At my mother’s house, even though I was used to eating her food, I made sure to compliment every dish with specific feedback, just as I did my mother-in-law. She would beam. My mother couldn’t be faking how much she enjoyed hosting us. The nights we chose to stay home, she sounded downright disappointed. It really felt like a win-win situation.

The arrangement worked out really nicely for me and my husband. My family made an effort to give us our space while we ate, so we enjoyed our meal in privacy. Then, when I got home, I was free to put in time on my graphics project, because there was no supper to clean up from. (I did clear the table in my mother’s house when we finished eating, but it’s not the same when it’s your own house and there are pots to wash.)
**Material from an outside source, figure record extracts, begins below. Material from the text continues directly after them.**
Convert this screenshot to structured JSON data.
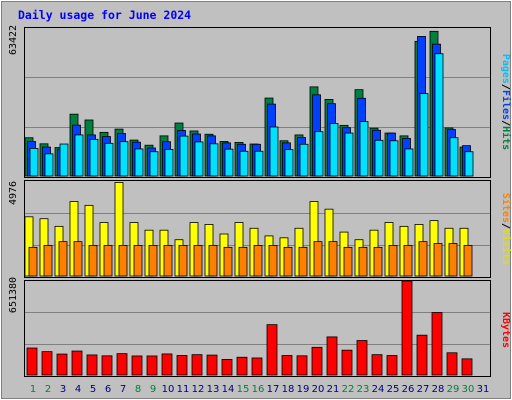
{
  "chart_data": [
    {
      "type": "bar",
      "title": "Daily usage for June 2024",
      "categories": [
        "1",
        "2",
        "3",
        "4",
        "5",
        "6",
        "7",
        "8",
        "9",
        "10",
        "11",
        "12",
        "13",
        "14",
        "15",
        "16",
        "17",
        "18",
        "19",
        "20",
        "21",
        "22",
        "23",
        "24",
        "25",
        "26",
        "27",
        "28",
        "29",
        "30",
        "31"
      ],
      "weekend_categories": [
        "1",
        "2",
        "8",
        "9",
        "15",
        "16",
        "22",
        "23",
        "29",
        "30"
      ],
      "ymax_label": "63422",
      "ylim": [
        0,
        63422
      ],
      "legend": [
        "Pages",
        "Files",
        "Hits"
      ],
      "series": [
        {
          "name": "Hits",
          "color": "#008040",
          "values": [
            16400,
            13800,
            12200,
            26500,
            24000,
            18700,
            20100,
            15400,
            13200,
            17200,
            22700,
            19300,
            17900,
            14800,
            14400,
            13700,
            33400,
            15100,
            17600,
            38200,
            32800,
            21700,
            37000,
            20500,
            18400,
            17200,
            57700,
            62000,
            20600,
            12400,
            0
          ]
        },
        {
          "name": "Files",
          "color": "#0040ff",
          "values": [
            14800,
            12400,
            11500,
            21800,
            17600,
            16900,
            18200,
            14500,
            12000,
            14700,
            19500,
            18000,
            17200,
            14200,
            13600,
            13600,
            30800,
            14200,
            16500,
            34800,
            31000,
            20700,
            33300,
            19600,
            18400,
            16100,
            59800,
            56500,
            19900,
            13000,
            0
          ]
        },
        {
          "name": "Pages",
          "color": "#00e0ff",
          "values": [
            11800,
            9500,
            13700,
            17600,
            15700,
            14000,
            14700,
            11600,
            10400,
            11400,
            17100,
            14600,
            13800,
            11500,
            10600,
            10600,
            21000,
            11300,
            13600,
            19000,
            22500,
            18400,
            23300,
            15300,
            15100,
            11600,
            35300,
            52400,
            16400,
            10400,
            0
          ]
        }
      ]
    },
    {
      "type": "bar",
      "categories": [
        "1",
        "2",
        "3",
        "4",
        "5",
        "6",
        "7",
        "8",
        "9",
        "10",
        "11",
        "12",
        "13",
        "14",
        "15",
        "16",
        "17",
        "18",
        "19",
        "20",
        "21",
        "22",
        "23",
        "24",
        "25",
        "26",
        "27",
        "28",
        "29",
        "30",
        "31"
      ],
      "ymax_label": "4976",
      "ylim": [
        0,
        4976
      ],
      "legend": [
        "Sites",
        "Visits"
      ],
      "series": [
        {
          "name": "Visits",
          "color": "#ffff00",
          "values": [
            3100,
            3000,
            2600,
            3900,
            3700,
            2800,
            4900,
            2800,
            2400,
            2400,
            1900,
            2800,
            2700,
            2200,
            2800,
            2500,
            2100,
            2000,
            2500,
            3900,
            3500,
            2300,
            1900,
            2400,
            2800,
            2600,
            2700,
            2900,
            2500,
            2500,
            0
          ]
        },
        {
          "name": "Sites",
          "color": "#ff8000",
          "values": [
            1500,
            1600,
            1800,
            1800,
            1600,
            1600,
            1600,
            1600,
            1600,
            1600,
            1600,
            1600,
            1600,
            1500,
            1500,
            1600,
            1600,
            1500,
            1500,
            1800,
            1800,
            1500,
            1500,
            1500,
            1600,
            1600,
            1800,
            1700,
            1700,
            1600,
            0
          ]
        }
      ]
    },
    {
      "type": "bar",
      "categories": [
        "1",
        "2",
        "3",
        "4",
        "5",
        "6",
        "7",
        "8",
        "9",
        "10",
        "11",
        "12",
        "13",
        "14",
        "15",
        "16",
        "17",
        "18",
        "19",
        "20",
        "21",
        "22",
        "23",
        "24",
        "25",
        "26",
        "27",
        "28",
        "29",
        "30",
        "31"
      ],
      "ymax_label": "651380",
      "ylim": [
        0,
        651380
      ],
      "legend": [
        "KBytes"
      ],
      "series": [
        {
          "name": "KBytes",
          "color": "#ff0000",
          "values": [
            187000,
            162000,
            145000,
            166000,
            139000,
            133000,
            148000,
            132000,
            132000,
            146000,
            135000,
            141000,
            138000,
            108000,
            123000,
            118000,
            349000,
            135000,
            133000,
            192000,
            264000,
            172000,
            239000,
            141000,
            135000,
            651380,
            276000,
            433000,
            154000,
            112000,
            0
          ]
        }
      ]
    }
  ],
  "colors": {
    "background": "#c0c0c0",
    "plot_background": "#c0c0c0",
    "grid": "#808080",
    "title": "#0000ff",
    "day_weekday": "#000080",
    "day_weekend": "#008040",
    "separator": "#000000",
    "label_pages": "#00c0ff",
    "label_files": "#0040ff",
    "label_hits": "#008040",
    "label_sites": "#ff8000",
    "label_visits": "#e0e000",
    "label_kbytes": "#ff0000"
  }
}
It took ten months for me to finish that crazy project. (And then my computer had a heart attack and took a chunk of my not-backed-up work along with it to its grave. I know, I know. I pay for the best backup plan now.)
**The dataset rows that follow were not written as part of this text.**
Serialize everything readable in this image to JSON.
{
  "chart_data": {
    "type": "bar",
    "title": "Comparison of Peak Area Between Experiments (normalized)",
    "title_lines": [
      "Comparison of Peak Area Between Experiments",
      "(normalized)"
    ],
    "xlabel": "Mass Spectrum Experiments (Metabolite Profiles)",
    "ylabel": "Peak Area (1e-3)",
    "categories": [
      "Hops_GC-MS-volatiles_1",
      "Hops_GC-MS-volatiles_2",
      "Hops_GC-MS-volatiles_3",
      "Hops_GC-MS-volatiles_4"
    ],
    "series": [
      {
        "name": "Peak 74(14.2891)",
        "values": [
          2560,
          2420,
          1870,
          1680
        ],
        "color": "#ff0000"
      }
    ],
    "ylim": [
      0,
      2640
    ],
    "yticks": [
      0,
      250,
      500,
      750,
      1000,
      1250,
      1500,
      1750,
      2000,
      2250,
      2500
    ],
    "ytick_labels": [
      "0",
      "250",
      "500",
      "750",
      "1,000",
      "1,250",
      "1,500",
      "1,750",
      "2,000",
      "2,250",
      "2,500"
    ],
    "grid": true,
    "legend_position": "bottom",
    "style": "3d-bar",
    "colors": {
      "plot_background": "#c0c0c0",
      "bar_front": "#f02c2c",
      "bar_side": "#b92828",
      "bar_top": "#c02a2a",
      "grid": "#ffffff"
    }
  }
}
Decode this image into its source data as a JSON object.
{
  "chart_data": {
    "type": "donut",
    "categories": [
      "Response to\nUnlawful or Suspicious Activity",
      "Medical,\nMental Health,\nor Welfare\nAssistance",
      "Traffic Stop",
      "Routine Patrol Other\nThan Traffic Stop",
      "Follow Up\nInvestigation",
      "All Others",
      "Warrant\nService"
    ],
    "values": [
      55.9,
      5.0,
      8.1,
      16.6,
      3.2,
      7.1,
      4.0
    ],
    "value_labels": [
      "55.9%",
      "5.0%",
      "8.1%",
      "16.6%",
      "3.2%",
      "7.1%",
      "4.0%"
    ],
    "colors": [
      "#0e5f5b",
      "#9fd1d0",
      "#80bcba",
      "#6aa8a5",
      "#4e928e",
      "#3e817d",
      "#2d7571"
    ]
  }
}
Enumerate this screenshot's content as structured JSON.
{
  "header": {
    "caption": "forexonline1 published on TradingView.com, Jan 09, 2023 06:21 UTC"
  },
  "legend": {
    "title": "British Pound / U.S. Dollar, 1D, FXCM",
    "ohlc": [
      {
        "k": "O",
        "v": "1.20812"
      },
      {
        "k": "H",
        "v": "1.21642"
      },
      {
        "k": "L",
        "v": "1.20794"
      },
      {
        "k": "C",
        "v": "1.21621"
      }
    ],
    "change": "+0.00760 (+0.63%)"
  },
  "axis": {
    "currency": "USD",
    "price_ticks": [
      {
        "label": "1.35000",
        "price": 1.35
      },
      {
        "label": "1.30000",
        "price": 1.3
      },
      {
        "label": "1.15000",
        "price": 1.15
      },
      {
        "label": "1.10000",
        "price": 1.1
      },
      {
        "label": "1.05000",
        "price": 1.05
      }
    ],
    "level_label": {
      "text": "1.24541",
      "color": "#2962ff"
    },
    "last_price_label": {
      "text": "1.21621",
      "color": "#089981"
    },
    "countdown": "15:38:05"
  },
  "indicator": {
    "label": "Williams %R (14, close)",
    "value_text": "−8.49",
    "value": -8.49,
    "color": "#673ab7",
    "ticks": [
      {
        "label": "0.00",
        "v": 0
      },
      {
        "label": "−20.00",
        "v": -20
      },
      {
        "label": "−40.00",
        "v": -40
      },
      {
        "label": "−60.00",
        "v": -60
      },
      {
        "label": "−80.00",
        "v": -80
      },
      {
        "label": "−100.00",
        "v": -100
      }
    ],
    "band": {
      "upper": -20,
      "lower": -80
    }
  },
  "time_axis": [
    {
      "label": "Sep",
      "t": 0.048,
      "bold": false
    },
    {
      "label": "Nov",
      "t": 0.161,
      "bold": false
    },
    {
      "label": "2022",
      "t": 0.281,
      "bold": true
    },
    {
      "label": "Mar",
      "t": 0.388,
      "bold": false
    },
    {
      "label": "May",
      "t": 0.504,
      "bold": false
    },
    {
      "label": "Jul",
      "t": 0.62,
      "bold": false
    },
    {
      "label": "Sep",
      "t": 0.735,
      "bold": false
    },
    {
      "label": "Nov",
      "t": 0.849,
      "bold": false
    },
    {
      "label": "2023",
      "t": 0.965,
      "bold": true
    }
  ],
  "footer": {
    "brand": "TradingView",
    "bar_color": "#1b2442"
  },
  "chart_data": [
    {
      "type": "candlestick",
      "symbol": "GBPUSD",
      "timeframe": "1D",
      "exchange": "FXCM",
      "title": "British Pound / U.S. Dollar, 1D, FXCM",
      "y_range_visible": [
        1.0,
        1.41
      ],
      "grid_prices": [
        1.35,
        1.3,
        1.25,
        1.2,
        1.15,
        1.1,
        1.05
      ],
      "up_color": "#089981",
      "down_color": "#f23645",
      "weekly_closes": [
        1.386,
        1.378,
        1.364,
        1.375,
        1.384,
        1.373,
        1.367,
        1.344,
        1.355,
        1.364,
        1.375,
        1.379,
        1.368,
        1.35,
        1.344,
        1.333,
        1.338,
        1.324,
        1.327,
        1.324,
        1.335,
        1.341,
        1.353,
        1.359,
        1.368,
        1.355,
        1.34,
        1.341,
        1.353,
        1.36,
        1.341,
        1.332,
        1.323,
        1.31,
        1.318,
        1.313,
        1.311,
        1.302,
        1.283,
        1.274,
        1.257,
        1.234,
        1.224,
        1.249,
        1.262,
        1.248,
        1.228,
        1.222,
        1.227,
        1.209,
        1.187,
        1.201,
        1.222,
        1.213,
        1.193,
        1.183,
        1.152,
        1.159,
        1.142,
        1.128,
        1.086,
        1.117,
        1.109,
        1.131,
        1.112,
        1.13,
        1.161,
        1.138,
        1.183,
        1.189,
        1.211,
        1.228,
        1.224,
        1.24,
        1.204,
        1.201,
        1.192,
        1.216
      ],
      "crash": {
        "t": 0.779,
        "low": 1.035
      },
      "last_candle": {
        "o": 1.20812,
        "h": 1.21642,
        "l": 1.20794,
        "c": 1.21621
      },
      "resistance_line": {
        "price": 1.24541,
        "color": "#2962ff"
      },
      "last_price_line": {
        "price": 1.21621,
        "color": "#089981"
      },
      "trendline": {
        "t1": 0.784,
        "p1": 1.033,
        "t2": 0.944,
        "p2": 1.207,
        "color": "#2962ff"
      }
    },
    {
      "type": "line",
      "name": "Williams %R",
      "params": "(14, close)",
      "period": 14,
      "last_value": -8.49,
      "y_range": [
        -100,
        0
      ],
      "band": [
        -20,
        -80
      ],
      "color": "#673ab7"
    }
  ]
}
If not for this system of mothers graciously hosting their couples, my shanah rishonah would have been an agonizing time in my life. Instead, I have the rosiest memories of my husband and I cultivating a relationship with our respective families as a couple.

On My Own
Simi Ackerman

Igrew up in a small Midwest town — think 35 girls in my entire high school — and moved to Lakewood after seminary, partly for shidduchim, but also for a job with a social life.
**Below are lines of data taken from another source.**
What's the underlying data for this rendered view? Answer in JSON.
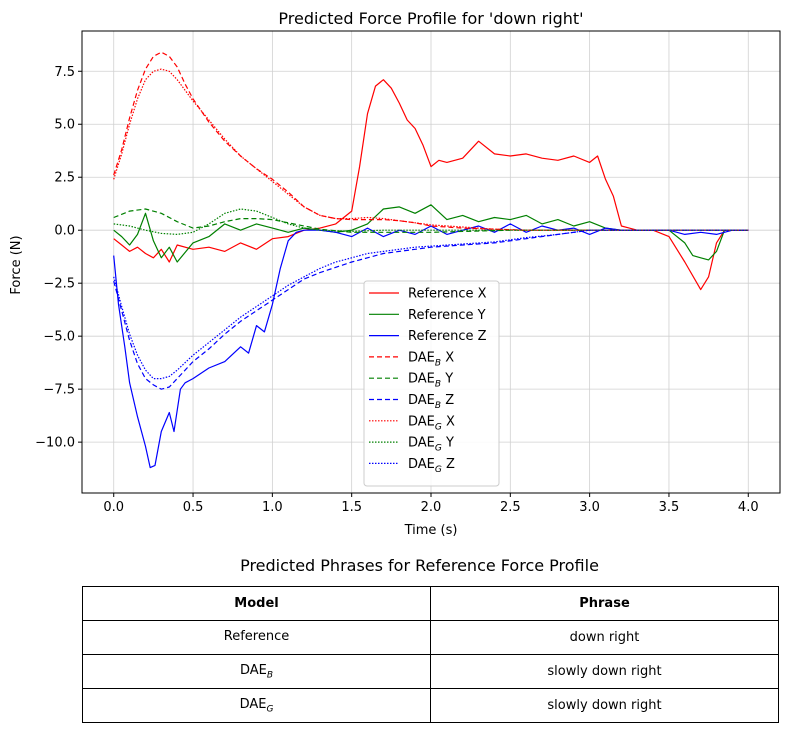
{
  "chart_data": {
    "type": "line",
    "title": "Predicted Force Profile for 'down right'",
    "xlabel": "Time (s)",
    "ylabel": "Force (N)",
    "xlim": [
      -0.2,
      4.2
    ],
    "ylim": [
      -12.4,
      9.4
    ],
    "xticks": [
      0.0,
      0.5,
      1.0,
      1.5,
      2.0,
      2.5,
      3.0,
      3.5,
      4.0
    ],
    "xtick_labels": [
      "0.0",
      "0.5",
      "1.0",
      "1.5",
      "2.0",
      "2.5",
      "3.0",
      "3.5",
      "4.0"
    ],
    "yticks": [
      -10.0,
      -7.5,
      -5.0,
      -2.5,
      0.0,
      2.5,
      5.0,
      7.5
    ],
    "ytick_labels": [
      "−10.0",
      "−7.5",
      "−5.0",
      "−2.5",
      "0.0",
      "2.5",
      "5.0",
      "7.5"
    ],
    "grid": true,
    "legend_position": "lower center",
    "series": [
      {
        "name": "Reference X",
        "color": "#ff0000",
        "dash": "solid",
        "x": [
          0,
          0.05,
          0.1,
          0.15,
          0.2,
          0.25,
          0.3,
          0.35,
          0.4,
          0.5,
          0.6,
          0.7,
          0.8,
          0.9,
          1.0,
          1.1,
          1.2,
          1.3,
          1.4,
          1.5,
          1.55,
          1.6,
          1.65,
          1.7,
          1.75,
          1.8,
          1.85,
          1.9,
          1.95,
          2.0,
          2.05,
          2.1,
          2.2,
          2.3,
          2.4,
          2.5,
          2.6,
          2.7,
          2.8,
          2.9,
          3.0,
          3.05,
          3.1,
          3.15,
          3.2,
          3.25,
          3.3,
          3.4,
          3.5,
          3.6,
          3.7,
          3.75,
          3.8,
          3.85,
          4.0
        ],
        "y": [
          -0.4,
          -0.7,
          -1.0,
          -0.8,
          -1.1,
          -1.3,
          -0.9,
          -1.5,
          -0.7,
          -0.9,
          -0.8,
          -1.0,
          -0.6,
          -0.9,
          -0.4,
          -0.3,
          0.0,
          0.1,
          0.3,
          0.9,
          3.0,
          5.5,
          6.8,
          7.1,
          6.7,
          6.0,
          5.2,
          4.8,
          4.0,
          3.0,
          3.3,
          3.2,
          3.4,
          4.2,
          3.6,
          3.5,
          3.6,
          3.4,
          3.3,
          3.5,
          3.2,
          3.5,
          2.4,
          1.6,
          0.2,
          0.1,
          0.0,
          0.0,
          -0.3,
          -1.5,
          -2.8,
          -2.2,
          -0.6,
          0.0,
          0.0
        ]
      },
      {
        "name": "Reference Y",
        "color": "#008000",
        "dash": "solid",
        "x": [
          0,
          0.05,
          0.1,
          0.15,
          0.2,
          0.25,
          0.3,
          0.35,
          0.4,
          0.5,
          0.6,
          0.7,
          0.8,
          0.9,
          1.0,
          1.1,
          1.2,
          1.3,
          1.4,
          1.5,
          1.6,
          1.7,
          1.8,
          1.9,
          2.0,
          2.1,
          2.2,
          2.3,
          2.4,
          2.5,
          2.6,
          2.7,
          2.8,
          2.9,
          3.0,
          3.1,
          3.2,
          3.3,
          3.4,
          3.5,
          3.6,
          3.65,
          3.7,
          3.75,
          3.8,
          3.85,
          4.0
        ],
        "y": [
          0.0,
          -0.3,
          -0.7,
          -0.2,
          0.8,
          -0.5,
          -1.3,
          -0.8,
          -1.5,
          -0.6,
          -0.3,
          0.3,
          0.0,
          0.3,
          0.1,
          -0.1,
          0.1,
          0.0,
          -0.1,
          0.0,
          0.3,
          1.0,
          1.1,
          0.8,
          1.2,
          0.5,
          0.7,
          0.4,
          0.6,
          0.5,
          0.7,
          0.3,
          0.5,
          0.2,
          0.4,
          0.1,
          0.0,
          0.0,
          0.0,
          0.0,
          -0.6,
          -1.2,
          -1.3,
          -1.4,
          -1.0,
          0.0,
          0.0
        ]
      },
      {
        "name": "Reference Z",
        "color": "#0000ff",
        "dash": "solid",
        "x": [
          0,
          0.03,
          0.07,
          0.1,
          0.15,
          0.2,
          0.23,
          0.26,
          0.3,
          0.35,
          0.38,
          0.42,
          0.45,
          0.5,
          0.6,
          0.7,
          0.8,
          0.85,
          0.9,
          0.95,
          1.0,
          1.05,
          1.1,
          1.15,
          1.2,
          1.3,
          1.4,
          1.5,
          1.6,
          1.7,
          1.8,
          1.9,
          2.0,
          2.1,
          2.2,
          2.3,
          2.4,
          2.5,
          2.6,
          2.7,
          2.8,
          2.9,
          3.0,
          3.1,
          3.2,
          3.3,
          3.4,
          3.5,
          3.6,
          3.7,
          3.8,
          3.9,
          4.0
        ],
        "y": [
          -1.2,
          -3.5,
          -5.5,
          -7.2,
          -8.8,
          -10.2,
          -11.2,
          -11.1,
          -9.5,
          -8.6,
          -9.5,
          -7.5,
          -7.2,
          -7.0,
          -6.5,
          -6.2,
          -5.5,
          -5.8,
          -4.5,
          -4.8,
          -3.5,
          -1.8,
          -0.5,
          -0.1,
          0.0,
          0.0,
          -0.1,
          -0.3,
          0.1,
          -0.3,
          0.0,
          -0.2,
          0.2,
          -0.2,
          0.0,
          0.2,
          -0.1,
          0.3,
          -0.1,
          0.2,
          0.0,
          0.1,
          -0.2,
          0.1,
          0.0,
          0.0,
          0.0,
          0.0,
          -0.2,
          -0.1,
          -0.2,
          0.0,
          0.0
        ]
      },
      {
        "name": "DAE_B X",
        "color": "#ff0000",
        "dash": "dashed",
        "x": [
          0,
          0.05,
          0.1,
          0.15,
          0.2,
          0.25,
          0.3,
          0.35,
          0.4,
          0.45,
          0.5,
          0.6,
          0.7,
          0.8,
          0.9,
          1.0,
          1.1,
          1.2,
          1.3,
          1.4,
          1.5,
          1.6,
          1.7,
          1.8,
          1.9,
          2.0,
          2.2,
          2.4,
          2.6,
          2.8,
          3.0,
          3.2,
          3.5,
          4.0
        ],
        "y": [
          2.6,
          3.8,
          5.3,
          6.6,
          7.6,
          8.2,
          8.4,
          8.2,
          7.7,
          6.9,
          6.2,
          5.1,
          4.2,
          3.5,
          2.9,
          2.4,
          1.8,
          1.1,
          0.7,
          0.55,
          0.5,
          0.5,
          0.5,
          0.45,
          0.35,
          0.2,
          0.1,
          0.05,
          0.0,
          0.0,
          0.0,
          0.0,
          0.0,
          0.0
        ]
      },
      {
        "name": "DAE_B Y",
        "color": "#008000",
        "dash": "dashed",
        "x": [
          0,
          0.1,
          0.2,
          0.3,
          0.4,
          0.5,
          0.6,
          0.7,
          0.8,
          0.9,
          1.0,
          1.1,
          1.2,
          1.3,
          1.5,
          1.7,
          2.0,
          2.5,
          3.0,
          3.5,
          4.0
        ],
        "y": [
          0.6,
          0.9,
          1.0,
          0.8,
          0.4,
          0.1,
          0.2,
          0.4,
          0.55,
          0.55,
          0.5,
          0.35,
          0.2,
          0.05,
          -0.1,
          -0.1,
          -0.1,
          0.0,
          0.0,
          0.0,
          0.0
        ]
      },
      {
        "name": "DAE_B Z",
        "color": "#0000ff",
        "dash": "dashed",
        "x": [
          0,
          0.05,
          0.1,
          0.15,
          0.2,
          0.25,
          0.3,
          0.35,
          0.4,
          0.5,
          0.6,
          0.7,
          0.8,
          0.9,
          1.0,
          1.1,
          1.2,
          1.3,
          1.4,
          1.5,
          1.6,
          1.7,
          1.8,
          1.9,
          2.0,
          2.2,
          2.4,
          2.6,
          2.8,
          3.0,
          3.5,
          4.0
        ],
        "y": [
          -2.4,
          -3.8,
          -5.2,
          -6.3,
          -7.0,
          -7.3,
          -7.5,
          -7.4,
          -7.0,
          -6.2,
          -5.6,
          -4.9,
          -4.3,
          -3.8,
          -3.3,
          -2.8,
          -2.3,
          -2.0,
          -1.75,
          -1.5,
          -1.3,
          -1.1,
          -1.0,
          -0.9,
          -0.8,
          -0.7,
          -0.6,
          -0.4,
          -0.2,
          0.0,
          0.0,
          0.0
        ]
      },
      {
        "name": "DAE_G X",
        "color": "#ff0000",
        "dash": "dotted",
        "x": [
          0,
          0.05,
          0.1,
          0.15,
          0.2,
          0.25,
          0.3,
          0.35,
          0.4,
          0.45,
          0.5,
          0.6,
          0.7,
          0.8,
          0.9,
          1.0,
          1.1,
          1.2,
          1.3,
          1.4,
          1.5,
          1.6,
          1.7,
          1.8,
          1.9,
          2.0,
          2.2,
          2.4,
          2.6,
          2.8,
          3.0,
          3.5,
          4.0
        ],
        "y": [
          2.4,
          3.6,
          5.0,
          6.2,
          7.1,
          7.5,
          7.6,
          7.5,
          7.1,
          6.6,
          6.1,
          5.2,
          4.3,
          3.5,
          2.9,
          2.3,
          1.7,
          1.1,
          0.7,
          0.55,
          0.55,
          0.6,
          0.55,
          0.45,
          0.35,
          0.25,
          0.15,
          0.05,
          0.0,
          0.0,
          0.0,
          0.0,
          0.0
        ]
      },
      {
        "name": "DAE_G Y",
        "color": "#008000",
        "dash": "dotted",
        "x": [
          0,
          0.1,
          0.2,
          0.3,
          0.4,
          0.5,
          0.6,
          0.7,
          0.8,
          0.9,
          1.0,
          1.1,
          1.2,
          1.3,
          1.5,
          1.7,
          2.0,
          2.5,
          3.0,
          3.5,
          4.0
        ],
        "y": [
          0.3,
          0.2,
          0.0,
          -0.15,
          -0.2,
          -0.1,
          0.3,
          0.8,
          1.0,
          0.9,
          0.6,
          0.3,
          0.1,
          0.0,
          -0.05,
          0.0,
          0.0,
          0.0,
          0.0,
          0.0,
          0.0
        ]
      },
      {
        "name": "DAE_G Z",
        "color": "#0000ff",
        "dash": "dotted",
        "x": [
          0,
          0.05,
          0.1,
          0.15,
          0.2,
          0.25,
          0.3,
          0.35,
          0.4,
          0.5,
          0.6,
          0.7,
          0.8,
          0.9,
          1.0,
          1.1,
          1.2,
          1.3,
          1.4,
          1.5,
          1.6,
          1.7,
          1.8,
          1.9,
          2.0,
          2.2,
          2.4,
          2.6,
          2.8,
          3.0,
          3.5,
          4.0
        ],
        "y": [
          -2.2,
          -3.6,
          -4.9,
          -5.9,
          -6.6,
          -7.0,
          -7.0,
          -6.9,
          -6.6,
          -5.9,
          -5.3,
          -4.7,
          -4.1,
          -3.6,
          -3.1,
          -2.6,
          -2.2,
          -1.8,
          -1.5,
          -1.3,
          -1.1,
          -1.0,
          -0.9,
          -0.8,
          -0.75,
          -0.65,
          -0.55,
          -0.35,
          -0.2,
          0.0,
          0.0,
          0.0
        ]
      }
    ]
  },
  "legend": [
    {
      "label": "Reference X",
      "sub": "",
      "suffix": "",
      "color": "#ff0000",
      "dash": "solid"
    },
    {
      "label": "Reference Y",
      "sub": "",
      "suffix": "",
      "color": "#008000",
      "dash": "solid"
    },
    {
      "label": "Reference Z",
      "sub": "",
      "suffix": "",
      "color": "#0000ff",
      "dash": "solid"
    },
    {
      "label": "DAE",
      "sub": "B",
      "suffix": " X",
      "color": "#ff0000",
      "dash": "dashed"
    },
    {
      "label": "DAE",
      "sub": "B",
      "suffix": " Y",
      "color": "#008000",
      "dash": "dashed"
    },
    {
      "label": "DAE",
      "sub": "B",
      "suffix": " Z",
      "color": "#0000ff",
      "dash": "dashed"
    },
    {
      "label": "DAE",
      "sub": "G",
      "suffix": " X",
      "color": "#ff0000",
      "dash": "dotted"
    },
    {
      "label": "DAE",
      "sub": "G",
      "suffix": " Y",
      "color": "#008000",
      "dash": "dotted"
    },
    {
      "label": "DAE",
      "sub": "G",
      "suffix": " Z",
      "color": "#0000ff",
      "dash": "dotted"
    }
  ],
  "table": {
    "title": "Predicted Phrases for Reference Force Profile",
    "headers": [
      "Model",
      "Phrase"
    ],
    "rows": [
      {
        "model": "Reference",
        "model_sub": "",
        "phrase": "down right"
      },
      {
        "model": "DAE",
        "model_sub": "B",
        "phrase": "slowly down right"
      },
      {
        "model": "DAE",
        "model_sub": "G",
        "phrase": "slowly down right"
      }
    ]
  }
}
My job at a large medical billing company gave me that social life, and my life away from home brought me a lot of independence. Still, marriage was a huge adjustment. There is a difference between cleaning my room and shelf in the fridge, grabbing a lunch on my way to work, running to the supermarket for the snacks I like, and keeping house and making supper for the virtual stranger I’d pledged my allegiance to.

I’d speak to friends who made the move to Eretz Yisrael, and I was appreciative of the fact that I still go home for Shabbos Chanukah and any simchah. But then I’d see friends from work who were just running “back home” to pick up soup or supper or get an opinion on their cute new maternity tops. I was basically on my own; my husband and I are both the oldest, and none of our family was nearby. Shabbos was all mine from the week after sheva brachos, and I won’t deny it: It was hard.

My husband and I went through a minor medical crisis shortly after our wedding. I really wanted to call my mother as everything was happening, to give her a play-by-play and get her support and opinions. My father is also well connected, and he’d have jumped at the opportunity to help. But my parents were busy with a large family and my brother’s upcoming bar mitzvah, and I didn’t feel like it was right for me to ask them to drop everything and be here. Even at the time, I understood that this was minor, and communal organizations offer so much support. My husband spoke to various askanim and medical referral organizations, and we were, baruch Hashem, able to navigate it on our own.

It was this — watching my husband make these calls — that cemented our marriage. “Wow,” I thought more than once during this time, “this guy barely knows me, and look how much he cares about me, about us, about making us a family.” It was such a growing experience for us; when it was finally over, baruch Hashem, we’d learned and grown so much together, I felt like we’d been married forever.

If we were living next to my parents like most of my coworkers were, I know things would have been different; I’d have relied on them to guide us through this situation — and they would have, lovingly. But that would have denied my husband the chance to take care of me, and there’s no way our marriage would be as strong.